Dr. McIntosh, on the other hand, believes people’s resiliency coupled with community strength will play a key role in the recovery effort. “Along the coast some of our networks are training peer listeners so people have someone to talk to in order to make meaning of what they are experiencing and to decrease the stress,” she said.
Dr. Podesta feels that more political attention and funding needs to be aimed at mental health for those affected by the BP oil disaster, in addition to bringing justice to those responsible for creating the crisis. “Mental health needs to be part of the human rights we’re seeking assistance for,” she said. “We need to talk about mental health as what we’re advocating for along with the other things that whoever is responsible for all of this needs to be held accountable.”
Dr. Johnson, after explaining that claims made to BP will not include mental health claims, said that she is advocating a more community based mental health support system, but that this will require funding that Louisiana’s Governor Jindal, President Obama or BP appear, thus far, unwilling to provide. “There’s going to be a need for more money for more mental health services, but where will that come from?” she asked. “We all know it’s a problem, but we’re usually the first ones to get cut when it comes to funding. Over the past five years it’s become more prevalent here, more publicized, Katrina de-stigmatized mental health treatment because everybody was stressed out, but at the same time they keep cutting services. The awareness is not accompanied by real action or dollars. People talk about the mental health effects, but they don’t want to put their money where their mouth is.”

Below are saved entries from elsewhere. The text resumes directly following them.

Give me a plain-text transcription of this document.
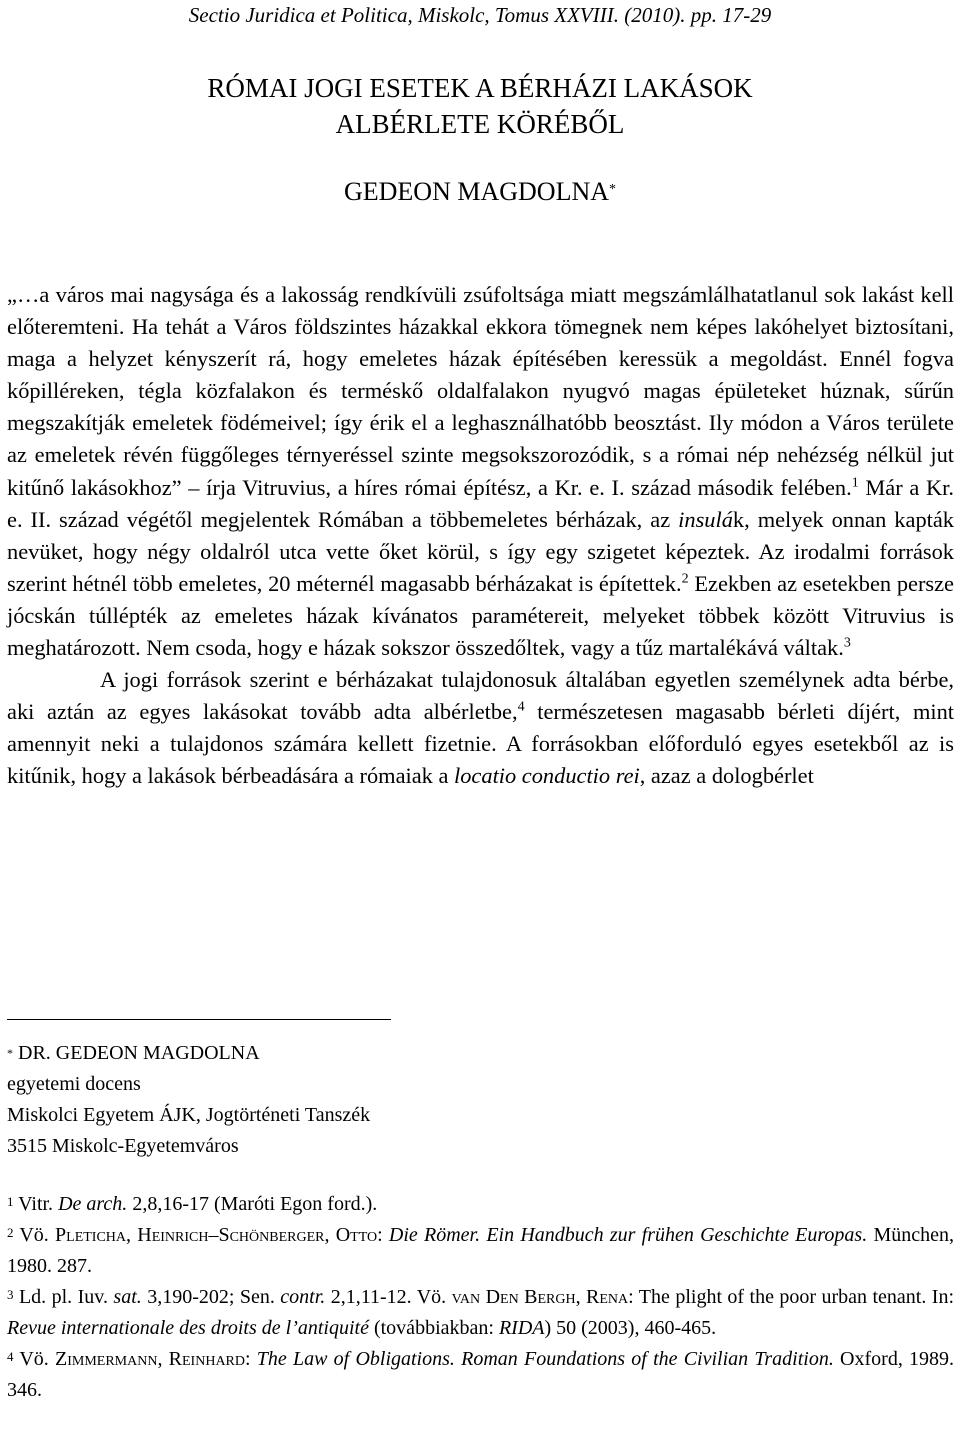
Sectio Juridica et Politica, Miskolc, Tomus XXVIII. (2010). pp. 17-29
RÓMAI JOGI ESETEK A BÉRHÁZI LAKÁSOK
ALBÉRLETE KÖRÉBŐL
GEDEON MAGDOLNA*

„…a város mai nagysága és a lakosság rendkívüli zsúfoltsága miatt megszámlálhatatlanul sok lakást kell előteremteni. Ha tehát a Város földszintes házakkal ekkora tömegnek nem képes lakóhelyet biztosítani, maga a helyzet kényszerít rá, hogy emeletes házak építésében keressük a megoldást. Ennél fogva kőpilléreken, tégla közfalakon és terméskő oldalfalakon nyugvó magas épületeket húznak, sűrűn megszakítják emeletek födémeivel; így érik el a leghasználhatóbb beosztást. Ily módon a Város területe az emeletek révén függőleges térnyeréssel szinte megsokszorozódik, s a római nép nehézség nélkül jut kitűnő lakásokhoz” – írja Vitruvius, a híres római építész, a Kr. e. I. század második felében.$^1$ Már a Kr. e. II. század végétől megjelentek Rómában a többemeletes bérházak, az insulák, melyek onnan kapták nevüket, hogy négy oldalról utca vette őket körül, s így egy szigetet képeztek. Az irodalmi források szerint hétnél több emeletes, 20 méternél magasabb bérházakat is építettek.$^2$ Ezekben az esetekben persze jócskán túllépték az emeletes házak kívánatos paramétereit, melyeket többek között Vitruvius is meghatározott. Nem csoda, hogy e házak sokszor összedőltek, vagy a tűz martalékává váltak.$^3$

A jogi források szerint e bérházakat tulajdonosuk általában egyetlen személynek adta bérbe, aki aztán az egyes lakásokat tovább adta albérletbe,$^4$ természetesen magasabb bérleti díjért, mint amennyit neki a tulajdonos számára kellett fizetnie. A forrásokban előforduló egyes esetekből az is kitűnik, hogy a lakások bérbeadására a rómaiak a locatio conductio rei, azaz a dologbérlet

* DR. GEDEON MAGDOLNA
egyetemi docens
Miskolci Egyetem ÁJK, Jogtörténeti Tanszék
3515 Miskolc-Egyetemváros

$^1$ Vitr. De arch. 2,8,16-17 (Maróti Egon ford.).

$^2$ Vö. Pleticha, Heinrich–Schönberger, Otto: Die Römer. Ein Handbuch zur frühen Geschichte Europas. München, 1980. 287.

$^3$ Ld. pl. Iuv. sat. 3,190-202; Sen. contr. 2,1,11-12. Vö. van Den Bergh, Rena: The plight of the poor urban tenant. In: Revue internationale des droits de l’antiquité (továbbiakban: RIDA) 50 (2003), 460-465.

$^4$ Vö. Zimmermann, Reinhard: The Law of Obligations. Roman Foundations of the Civilian Tradition. Oxford, 1989. 346.
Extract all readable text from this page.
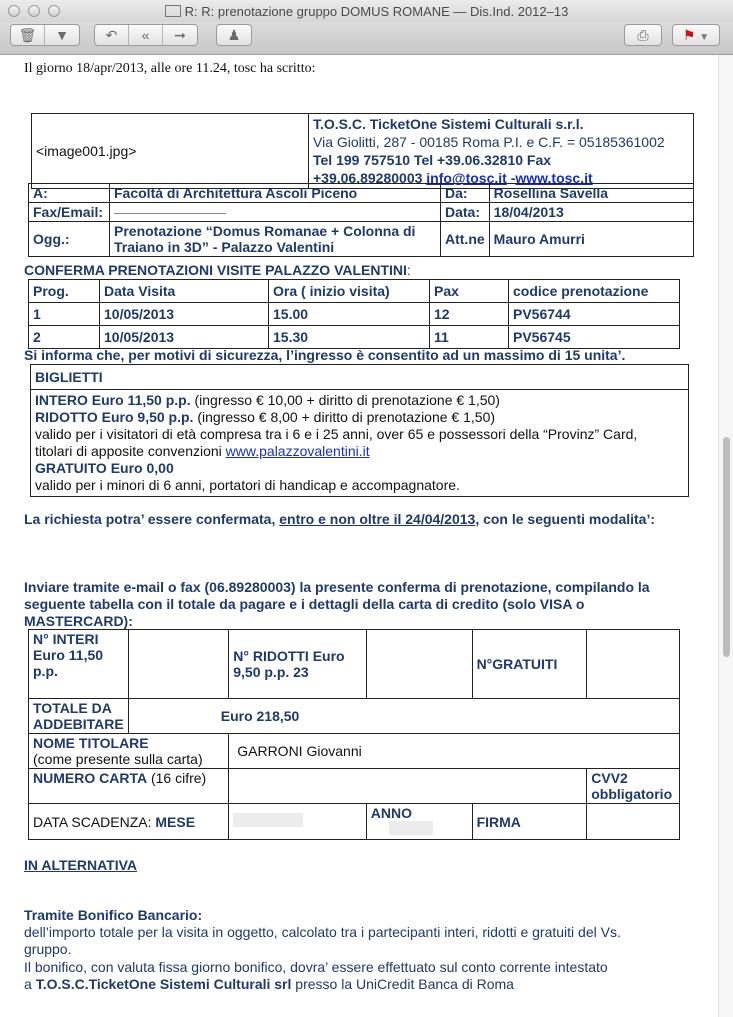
R: R: prenotazione gruppo DOMUS ROMANE — Dis.Ind. 2012–13
🗑 ▼	↶ « ➞	♟	⎙	⚑ ▼
Il giorno 18/apr/2013, alle ore 11.24, tosc ha scritto:
<image001.jpg>	T.O.S.C. TicketOne Sistemi Culturali s.r.l.
Via Giolitti, 287 - 00185 Roma P.I. e C.F. = 05185361002
Tel 199 757510 Tel +39.06.32810 Fax
+39.06.89280003 info@tosc.it -www.tosc.it
A:	Facoltà di Architettura Ascoli Piceno	Da:	Rosellina Savella
Fax/Email:		Data:	18/04/2013
Ogg.:	Prenotazione “Domus Romanae + Colonna di Traiano in 3D” - Palazzo Valentini	Att.ne	Mauro Amurri
CONFERMA PRENOTAZIONI VISITE PALAZZO VALENTINI:
Prog.	Data Visita	Ora ( inizio visita)	Pax	codice prenotazione
1	10/05/2013	15.00	12	PV56744
2	10/05/2013	15.30	11	PV56745
Si informa che, per motivi di sicurezza, l’ingresso è consentito ad un massimo di 15 unita’.
BIGLIETTI
INTERO Euro 11,50 p.p. (ingresso € 10,00 + diritto di prenotazione € 1,50)
RIDOTTO Euro 9,50 p.p. (ingresso € 8,00 + diritto di prenotazione € 1,50)
valido per i visitatori di età compresa tra i 6 e i 25 anni, over 65 e possessori della “Provinz” Card,
titolari di apposite convenzioni www.palazzovalentini.it
GRATUITO Euro 0,00
valido per i minori di 6 anni, portatori di handicap e accompagnatore.
La richiesta potra’ essere confermata, entro e non oltre il 24/04/2013, con le seguenti modalita’:
Inviare tramite e-mail o fax (06.89280003) la presente conferma di prenotazione, compilando la seguente tabella con il totale da pagare e i dettagli della carta di credito (solo VISA o MASTERCARD):
N° INTERI Euro 11,50 p.p.		N° RIDOTTI Euro 9,50 p.p. 23		N°GRATUITI	
TOTALE DA ADDEBITARE	Euro 218,50				
NOME TITOLARE
(come presente sulla carta)		GARRONI Giovanni			
NUMERO CARTA (16 cifre)					CVV2 obbligatorio
DATA SCADENZA: MESE			ANNO	FIRMA	
IN ALTERNATIVA
Tramite Bonifico Bancario:
dell’importo totale per la visita in oggetto, calcolato tra i partecipanti interi, ridotti e gratuiti del Vs. gruppo.
Il bonifico, con valuta fissa giorno bonifico, dovra’ essere effettuato sul conto corrente intestato
a T.O.S.C.TicketOne Sistemi Culturali srl presso la UniCredit Banca di Roma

Dr. Ladd speaks to this as well. “Note the stories in the news about trying to get mental health funding for this expected jump in PTSD among coastal residents. The experience we know from studying other technological disasters, that’s probably going to not only be well needed, but probably inadequate.”
He concluded that the key, long-term solution is for the US to wean itself from the oil-based economy. “I want to be an optimist and think that people will be able to get through this, but at another level, I can’t feel very confident because the way all these cultural and economic forces tend to dull our ability to react and speak truth to power and express our outrage politically, as well as being able to look down the road and start to transition to a clean, renewable alternative energy economy, that we should have started 20 years ago,” he explained. “If we don’t do that, I don’t know how we can hope to handle any other serious problem down the road. This really is a test of that. Lack of knowledge is not the problem, it’s lack of political will.”